Dr. G shone the light into the gaping hole in the girl’s face. “Palate’s intact. Fissure’s on the right.”

I noted Dr. G’s assessments on the surgery scheduling form.

Dr. G clicked off the penlight, winked at Maria and said, “We’ll see you in a couple of days then, young lady.”

Before I had a chance to finish translating Dr. G’s sentence, the mother embraced me, crying out, “Thank you, thank you!”

Clapping with excitement, Maria laughed. This made the gap between her upper-lip widen and lobes of pink tissue dangled at each side of her mouth. Instantly she covered it with the rag.

We continued to see patients throughout the day, from infants and toddlers to school aged children, to teenagers and young adults, and even a fifty-six-year-old woman. There were multiple types and severity levels of maxillofacial deformities. And it was with careful consideration that Dr. G, the anesthesia provider, and the local medical team made the difficult decisions about which patients would be selected for surgery and which would be turned away.

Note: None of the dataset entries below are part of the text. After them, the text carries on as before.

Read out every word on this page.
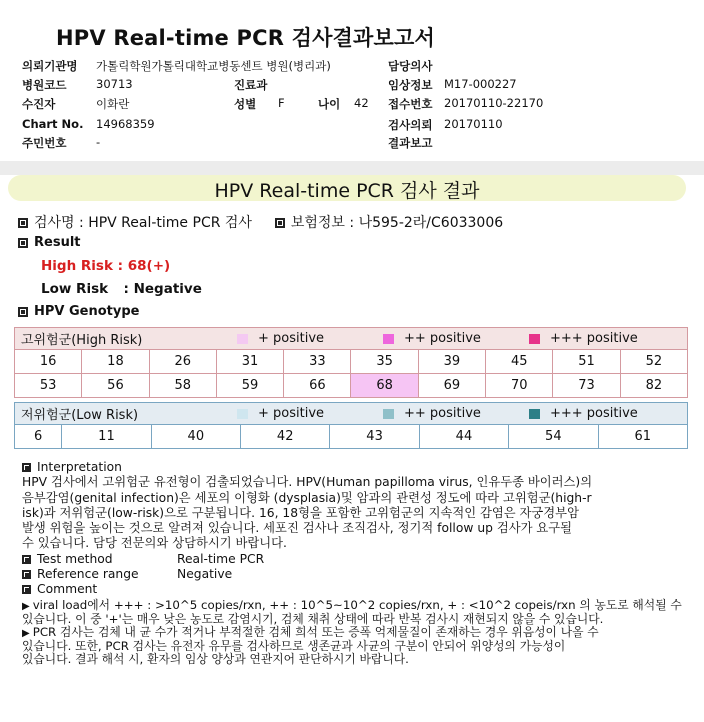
HPV Real-time PCR 검사결과보고서
의뢰기관명 가톨릭학원가톨릭대학교병동센트 병원(병리과)	담당의사
병원코드	30713	진료과	임상정보 M17-000227
수진자	이화란	성별 F	나이 42 접수번호 20170110-22170
Chart No. 14968359	검사의뢰 20170110
주민번호	-	결과보고
HPV Real-time PCR 검사 결과
검사명 : HPV Real-time PCR 검사	보험정보 : 나595-2라/C6033006
Result
High Risk : 68(+)
Low Risk : Negative
HPV Genotype
고위험군(High Risk) + positive ++ positive +++ positive									

16	18	26	31	33	35	39	45	51	52
53	56	58	59	66	68	69	70	73	82
저위험군(Low Risk)	+ positive	++ positive	+++ positive

6	11	40	42	43	44	54	61
Interpretation
HPV 검사에서 고위험군 유전형이 검출되었습니다. HPV(Human papilloma virus, 인유두종 바이러스)의
음부감염(genital infection)은 세포의 이형화 (dysplasia)및 암과의 관련성 정도에 따라 고위험군(high-r
isk)과 저위험군(low-risk)으로 구분됩니다. 16, 18형을 포함한 고위험군의 지속적인 감염은 자궁경부암
발생 위험을 높이는 것으로 알려져 있습니다. 세포진 검사나 조직검사, 정기적 follow up 검사가 요구될
수 있습니다. 담당 전문의와 상담하시기 바랍니다.
Test method	Real-time PCR
Reference range	Negative
Comment
▶ viral load에서 +++ : >10^5 copies/rxn, ++ : 10^5~10^2 copies/rxn, + : <10^2 copeis/rxn 의 농도로 해석될 수
있습니다. 이 중 '+'는 매우 낮은 농도로 감염시기, 검체 채취 상태에 따라 반복 검사시 재현되지 않을 수 있습니다.
▶ PCR 검사는 검체 내 균 수가 적거나 부적절한 검체 희석 또는 증폭 억제물질이 존재하는 경우 위음성이 나올 수
있습니다. 또한, PCR 검사는 유전자 유무를 검사하므로 생존균과 사균의 구분이 안되어 위양성의 가능성이
있습니다. 결과 해석 시, 환자의 임상 양상과 연관지어 판단하시기 바랍니다.
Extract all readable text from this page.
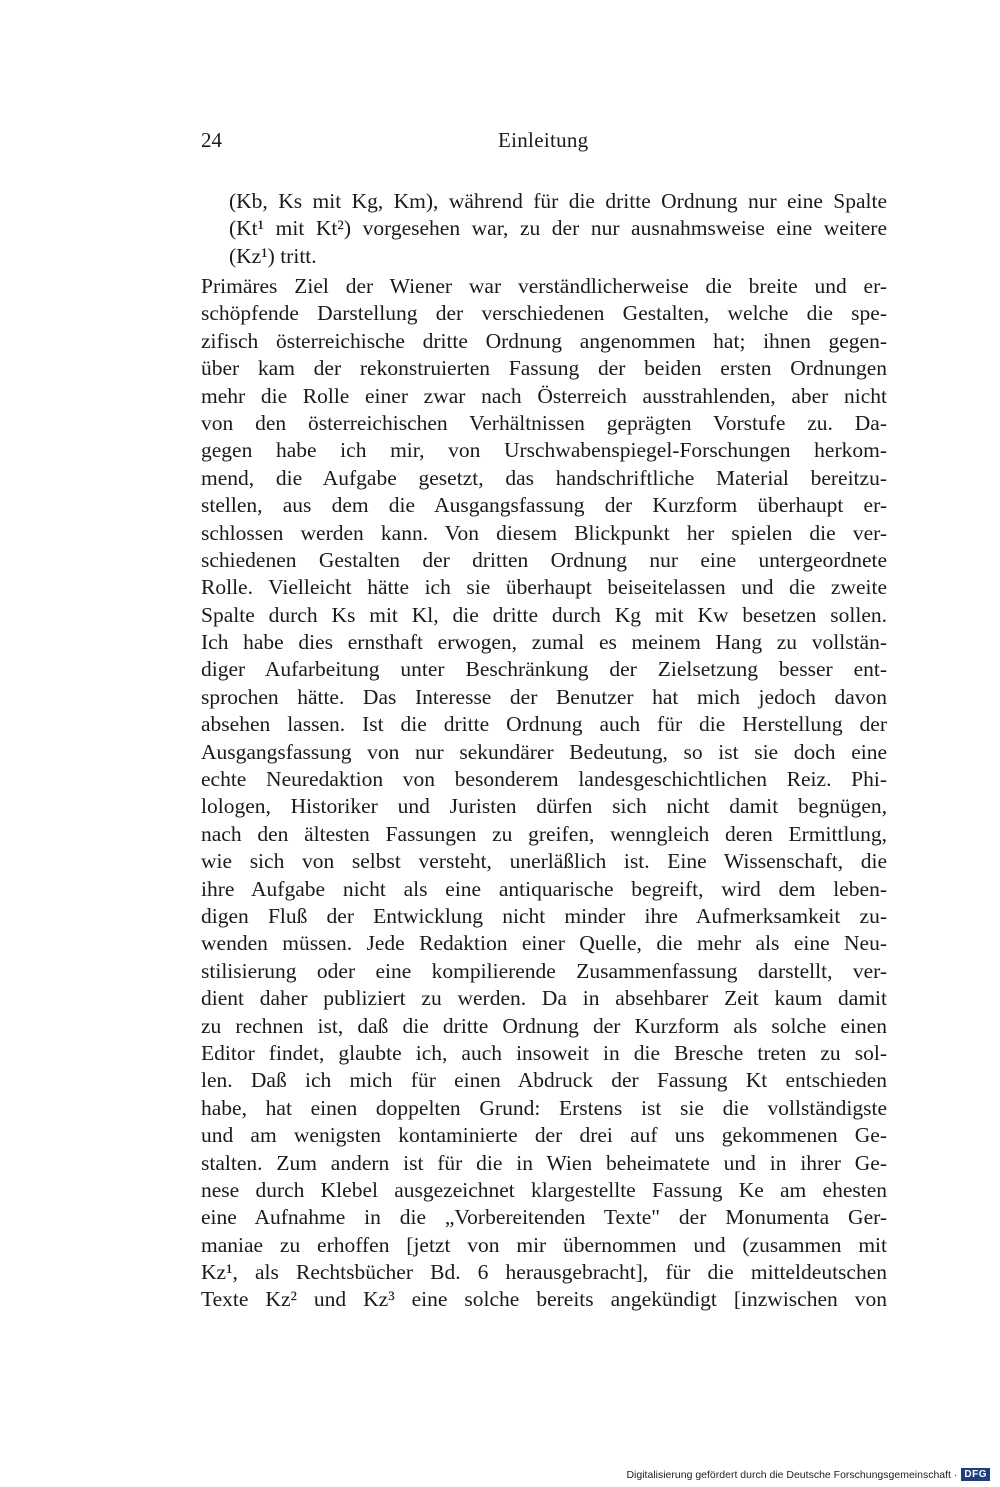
24	Einleitung
(Kb, Ks mit Kg, Km), während für die dritte Ordnung nur eine Spalte
(Kt¹ mit Kt²) vorgesehen war, zu der nur ausnahmsweise eine weitere
(Kz¹) tritt.
Primäres Ziel der Wiener war verständlicherweise die breite und er-
schöpfende Darstellung der verschiedenen Gestalten, welche die spe-
zifisch österreichische dritte Ordnung angenommen hat; ihnen gegen-
über kam der rekonstruierten Fassung der beiden ersten Ordnungen
mehr die Rolle einer zwar nach Österreich ausstrahlenden, aber nicht
von den österreichischen Verhältnissen geprägten Vorstufe zu. Da-
gegen habe ich mir, von Urschwabenspiegel-Forschungen herkom-
mend, die Aufgabe gesetzt, das handschriftliche Material bereitzu-
stellen, aus dem die Ausgangsfassung der Kurzform überhaupt er-
schlossen werden kann. Von diesem Blickpunkt her spielen die ver-
schiedenen Gestalten der dritten Ordnung nur eine untergeordnete
Rolle. Vielleicht hätte ich sie überhaupt beiseitelassen und die zweite
Spalte durch Ks mit Kl, die dritte durch Kg mit Kw besetzen sollen.
Ich habe dies ernsthaft erwogen, zumal es meinem Hang zu vollstän-
diger Aufarbeitung unter Beschränkung der Zielsetzung besser ent-
sprochen hätte. Das Interesse der Benutzer hat mich jedoch davon
absehen lassen. Ist die dritte Ordnung auch für die Herstellung der
Ausgangsfassung von nur sekundärer Bedeutung, so ist sie doch eine
echte Neuredaktion von besonderem landesgeschichtlichen Reiz. Phi-
lologen, Historiker und Juristen dürfen sich nicht damit begnügen,
nach den ältesten Fassungen zu greifen, wenngleich deren Ermittlung,
wie sich von selbst versteht, unerläßlich ist. Eine Wissenschaft, die
ihre Aufgabe nicht als eine antiquarische begreift, wird dem leben-
digen Fluß der Entwicklung nicht minder ihre Aufmerksamkeit zu-
wenden müssen. Jede Redaktion einer Quelle, die mehr als eine Neu-
stilisierung oder eine kompilierende Zusammenfassung darstellt, ver-
dient daher publiziert zu werden. Da in absehbarer Zeit kaum damit
zu rechnen ist, daß die dritte Ordnung der Kurzform als solche einen
Editor findet, glaubte ich, auch insoweit in die Bresche treten zu sol-
len. Daß ich mich für einen Abdruck der Fassung Kt entschieden
habe, hat einen doppelten Grund: Erstens ist sie die vollständigste
und am wenigsten kontaminierte der drei auf uns gekommenen Ge-
stalten. Zum andern ist für die in Wien beheimatete und in ihrer Ge-
nese durch Klebel ausgezeichnet klargestellte Fassung Ke am ehesten
eine Aufnahme in die „Vorbereitenden Texte" der Monumenta Ger-
maniae zu erhoffen [jetzt von mir übernommen und (zusammen mit
Kz¹, als Rechtsbücher Bd. 6 herausgebracht], für die mitteldeutschen
Texte Kz² und Kz³ eine solche bereits angekündigt [inzwischen von
Digitalisierung gefördert durch die Deutsche Forschungsgemeinschaft · DFG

Thirty-one patients were selected and scheduled for surgery. Maria and her mother arrived almost an hour early on the day of her operation. It was my teenage daughter’s first mission trip. Since her job was to distribute toys and play with the children, she and Maria soon became friends, coloring pictures and playing with the other children in the pre-operative area.

When the time came to wheel Maria’s stretcher toward the OR, she waved a groggy goodbye to her inconsolable mother, all the while keeping the rag over her lips.

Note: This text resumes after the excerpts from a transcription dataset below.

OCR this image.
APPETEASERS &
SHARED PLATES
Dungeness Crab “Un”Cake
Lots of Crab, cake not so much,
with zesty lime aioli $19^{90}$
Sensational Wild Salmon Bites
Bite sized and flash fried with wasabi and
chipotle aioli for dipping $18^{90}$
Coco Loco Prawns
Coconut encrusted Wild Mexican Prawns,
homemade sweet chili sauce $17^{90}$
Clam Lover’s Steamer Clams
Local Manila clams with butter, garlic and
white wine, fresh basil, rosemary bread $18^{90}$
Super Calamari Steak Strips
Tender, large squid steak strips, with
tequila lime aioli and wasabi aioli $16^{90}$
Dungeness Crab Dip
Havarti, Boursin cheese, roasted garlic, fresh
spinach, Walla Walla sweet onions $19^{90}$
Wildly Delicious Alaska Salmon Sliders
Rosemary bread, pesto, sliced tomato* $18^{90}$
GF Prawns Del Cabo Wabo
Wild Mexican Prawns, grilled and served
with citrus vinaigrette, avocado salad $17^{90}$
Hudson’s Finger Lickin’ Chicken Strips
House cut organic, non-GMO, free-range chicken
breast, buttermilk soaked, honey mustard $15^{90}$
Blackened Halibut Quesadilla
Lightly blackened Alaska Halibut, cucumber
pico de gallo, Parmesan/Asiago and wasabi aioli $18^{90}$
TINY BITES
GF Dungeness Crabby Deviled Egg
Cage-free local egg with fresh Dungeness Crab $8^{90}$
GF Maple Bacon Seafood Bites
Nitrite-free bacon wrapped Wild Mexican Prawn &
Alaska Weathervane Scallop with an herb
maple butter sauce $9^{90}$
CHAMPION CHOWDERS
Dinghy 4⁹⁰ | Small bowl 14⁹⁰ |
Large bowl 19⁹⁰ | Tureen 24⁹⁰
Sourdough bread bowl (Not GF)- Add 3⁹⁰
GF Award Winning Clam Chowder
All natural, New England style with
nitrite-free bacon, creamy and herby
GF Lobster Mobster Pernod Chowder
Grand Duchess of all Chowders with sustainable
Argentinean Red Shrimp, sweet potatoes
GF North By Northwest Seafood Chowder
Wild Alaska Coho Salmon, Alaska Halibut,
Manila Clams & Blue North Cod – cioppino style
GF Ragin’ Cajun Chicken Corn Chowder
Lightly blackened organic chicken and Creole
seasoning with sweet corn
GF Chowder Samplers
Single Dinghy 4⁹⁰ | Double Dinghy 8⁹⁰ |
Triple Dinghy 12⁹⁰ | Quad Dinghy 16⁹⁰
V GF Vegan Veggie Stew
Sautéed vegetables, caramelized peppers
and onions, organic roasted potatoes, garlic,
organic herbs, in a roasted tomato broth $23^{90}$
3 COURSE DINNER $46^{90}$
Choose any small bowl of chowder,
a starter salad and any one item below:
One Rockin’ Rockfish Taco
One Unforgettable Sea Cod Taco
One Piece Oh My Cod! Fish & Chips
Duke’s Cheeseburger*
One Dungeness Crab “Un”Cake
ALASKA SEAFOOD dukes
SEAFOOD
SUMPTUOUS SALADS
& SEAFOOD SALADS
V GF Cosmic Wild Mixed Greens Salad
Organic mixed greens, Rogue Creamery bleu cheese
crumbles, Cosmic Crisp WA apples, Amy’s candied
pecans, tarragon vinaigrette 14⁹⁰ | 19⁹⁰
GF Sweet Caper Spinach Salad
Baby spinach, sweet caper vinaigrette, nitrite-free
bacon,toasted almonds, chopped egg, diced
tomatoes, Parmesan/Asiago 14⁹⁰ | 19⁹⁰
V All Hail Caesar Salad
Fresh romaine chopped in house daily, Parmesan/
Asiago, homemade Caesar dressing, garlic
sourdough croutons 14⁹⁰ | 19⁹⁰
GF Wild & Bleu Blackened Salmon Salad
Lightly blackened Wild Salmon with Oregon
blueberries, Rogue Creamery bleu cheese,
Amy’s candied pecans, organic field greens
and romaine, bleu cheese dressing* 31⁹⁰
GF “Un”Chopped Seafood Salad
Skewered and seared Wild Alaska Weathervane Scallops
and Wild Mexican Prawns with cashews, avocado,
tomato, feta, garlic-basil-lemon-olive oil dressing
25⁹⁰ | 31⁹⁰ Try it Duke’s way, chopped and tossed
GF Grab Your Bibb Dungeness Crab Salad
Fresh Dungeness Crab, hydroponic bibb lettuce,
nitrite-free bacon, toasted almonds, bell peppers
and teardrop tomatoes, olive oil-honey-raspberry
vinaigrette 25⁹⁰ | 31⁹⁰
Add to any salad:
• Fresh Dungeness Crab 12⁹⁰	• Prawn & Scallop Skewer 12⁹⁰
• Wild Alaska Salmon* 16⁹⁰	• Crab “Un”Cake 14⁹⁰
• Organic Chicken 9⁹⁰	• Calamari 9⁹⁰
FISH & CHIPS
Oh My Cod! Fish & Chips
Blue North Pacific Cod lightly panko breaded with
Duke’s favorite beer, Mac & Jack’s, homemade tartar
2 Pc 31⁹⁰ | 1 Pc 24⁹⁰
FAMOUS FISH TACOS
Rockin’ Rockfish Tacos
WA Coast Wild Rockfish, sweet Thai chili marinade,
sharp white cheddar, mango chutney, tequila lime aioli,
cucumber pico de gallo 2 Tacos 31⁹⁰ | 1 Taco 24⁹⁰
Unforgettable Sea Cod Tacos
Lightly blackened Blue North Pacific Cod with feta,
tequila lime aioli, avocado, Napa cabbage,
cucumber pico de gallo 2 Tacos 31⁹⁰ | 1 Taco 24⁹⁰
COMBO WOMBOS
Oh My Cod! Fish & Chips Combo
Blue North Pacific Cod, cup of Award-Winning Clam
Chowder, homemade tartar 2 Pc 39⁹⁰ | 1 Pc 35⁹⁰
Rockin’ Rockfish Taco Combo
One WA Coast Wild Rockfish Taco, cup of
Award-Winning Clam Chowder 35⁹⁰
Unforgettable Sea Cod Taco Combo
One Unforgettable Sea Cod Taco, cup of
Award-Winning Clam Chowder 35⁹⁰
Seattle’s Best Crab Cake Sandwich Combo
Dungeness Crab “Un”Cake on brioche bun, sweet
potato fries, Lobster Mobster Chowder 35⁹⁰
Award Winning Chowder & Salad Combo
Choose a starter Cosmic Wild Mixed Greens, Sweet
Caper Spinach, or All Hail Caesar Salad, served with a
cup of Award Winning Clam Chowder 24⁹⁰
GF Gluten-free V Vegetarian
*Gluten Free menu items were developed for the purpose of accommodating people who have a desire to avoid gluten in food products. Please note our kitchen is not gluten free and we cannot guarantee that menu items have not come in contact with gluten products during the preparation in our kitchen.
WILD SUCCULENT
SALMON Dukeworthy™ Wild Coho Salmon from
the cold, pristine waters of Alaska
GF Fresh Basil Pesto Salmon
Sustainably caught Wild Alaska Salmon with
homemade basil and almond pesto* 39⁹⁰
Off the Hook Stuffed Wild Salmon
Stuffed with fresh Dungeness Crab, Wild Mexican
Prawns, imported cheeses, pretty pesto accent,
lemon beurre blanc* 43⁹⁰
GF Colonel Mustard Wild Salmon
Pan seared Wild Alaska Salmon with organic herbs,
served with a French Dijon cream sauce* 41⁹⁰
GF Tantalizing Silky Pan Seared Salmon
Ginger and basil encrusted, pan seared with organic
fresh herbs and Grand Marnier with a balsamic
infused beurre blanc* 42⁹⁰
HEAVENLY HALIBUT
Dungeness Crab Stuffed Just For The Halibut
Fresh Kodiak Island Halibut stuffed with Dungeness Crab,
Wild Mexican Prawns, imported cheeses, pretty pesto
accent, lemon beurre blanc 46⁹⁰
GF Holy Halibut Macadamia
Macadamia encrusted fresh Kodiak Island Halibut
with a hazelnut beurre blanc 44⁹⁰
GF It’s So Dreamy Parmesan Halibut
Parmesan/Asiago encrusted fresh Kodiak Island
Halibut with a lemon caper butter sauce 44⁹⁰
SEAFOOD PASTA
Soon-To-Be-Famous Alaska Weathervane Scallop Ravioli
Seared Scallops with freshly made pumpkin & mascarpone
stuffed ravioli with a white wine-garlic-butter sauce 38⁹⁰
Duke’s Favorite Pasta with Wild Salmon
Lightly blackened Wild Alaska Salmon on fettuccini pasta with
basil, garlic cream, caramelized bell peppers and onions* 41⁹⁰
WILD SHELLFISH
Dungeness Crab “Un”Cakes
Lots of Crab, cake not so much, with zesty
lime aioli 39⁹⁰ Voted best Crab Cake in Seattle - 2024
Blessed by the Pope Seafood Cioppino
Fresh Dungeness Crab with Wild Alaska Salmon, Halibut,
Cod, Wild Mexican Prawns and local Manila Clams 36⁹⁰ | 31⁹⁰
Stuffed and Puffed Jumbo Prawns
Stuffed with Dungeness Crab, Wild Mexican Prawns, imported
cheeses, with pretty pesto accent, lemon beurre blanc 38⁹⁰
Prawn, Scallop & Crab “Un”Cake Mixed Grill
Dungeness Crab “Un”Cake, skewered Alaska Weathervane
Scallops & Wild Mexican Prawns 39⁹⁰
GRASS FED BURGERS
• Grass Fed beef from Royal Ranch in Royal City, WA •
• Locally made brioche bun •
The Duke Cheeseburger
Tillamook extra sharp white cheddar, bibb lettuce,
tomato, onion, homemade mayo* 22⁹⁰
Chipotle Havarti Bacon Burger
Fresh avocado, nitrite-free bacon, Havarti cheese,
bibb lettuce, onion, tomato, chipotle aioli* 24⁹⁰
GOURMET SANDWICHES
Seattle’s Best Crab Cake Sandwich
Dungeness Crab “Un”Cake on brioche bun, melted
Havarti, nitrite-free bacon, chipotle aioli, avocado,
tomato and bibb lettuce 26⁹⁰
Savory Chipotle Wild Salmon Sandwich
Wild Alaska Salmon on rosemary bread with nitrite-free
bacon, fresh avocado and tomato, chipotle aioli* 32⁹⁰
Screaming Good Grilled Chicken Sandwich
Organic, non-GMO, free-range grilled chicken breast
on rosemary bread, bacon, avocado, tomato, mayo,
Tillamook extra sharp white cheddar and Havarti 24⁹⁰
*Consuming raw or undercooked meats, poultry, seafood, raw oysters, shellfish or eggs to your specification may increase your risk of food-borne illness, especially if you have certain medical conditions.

We lifted the child onto the OR table. The anesthetist gently removed the rag from her face and placed the oxygen mask over her mouth and nose. Her long eyelashes fluttered as medication was administered through her IV. Her skin was prepped, and sterile green towels were placed around her head and face. Disposable drapes covered her tiny frame. Dr. G adjusted the overhead lights and began the operation, then finally connected both sides of the lip like two perfectly aligned puzzle pieces.

When Maria was wheeled into the recovery room, her mother rushed to meet us. With both hands covering her face she sobbed. “My girl, Maria. You are beautiful!”

Maria was still sedated, but awake enough when I placed a hand-held mirror before her face. “Look, Maria. What do you think?”

With glassy eyes she took the mirror from my hand. For several seconds she stared at her image. Suddenly, with a gasp, she said, “I can go to school now.”

Many days later, on the last day of the mission trip, exhausted but elated, we packed our equipment and supplies. All we wanted was some food, a shower, and rest before our eight-hour-plus flight home the following day. But instead we were invited by one of the nurses to visit her church service. We politely attempted to beg off, but she refused to accept any of our excuses. Sweaty and hungry, we reluctantly put on our lab coats over our scrubs, and followed her to a waiting van.

The church was packed when we arrived, but there was a reserved pew in front for the medical team. To our surprise the service had been planned by the community to thank us.

The pastor prayed over our team, and then came the altar call. We bowed our heads to a familiar hymn sung in the congregation’s native tongue. A large crowd gathered at the altar. Suddenly from within the group, a blur of pink satin and bouncing curls rushed toward us. I pulled at Dr. G’s sleeve, and he opened his eyes. Maria stood before him with arms wide open, her perfect smile marred only by a blue suture line. Overcome with emotion, Dr. G swooped up the child in his arms. This moment brought the entire trip into perspective for all of us.

Our mission was to bless the underprivileged with surgery, or so we thought.

But in reality God blessed us through the humbleness and faithfulness of that poor, but joyous, community.

Everything else was just lip service.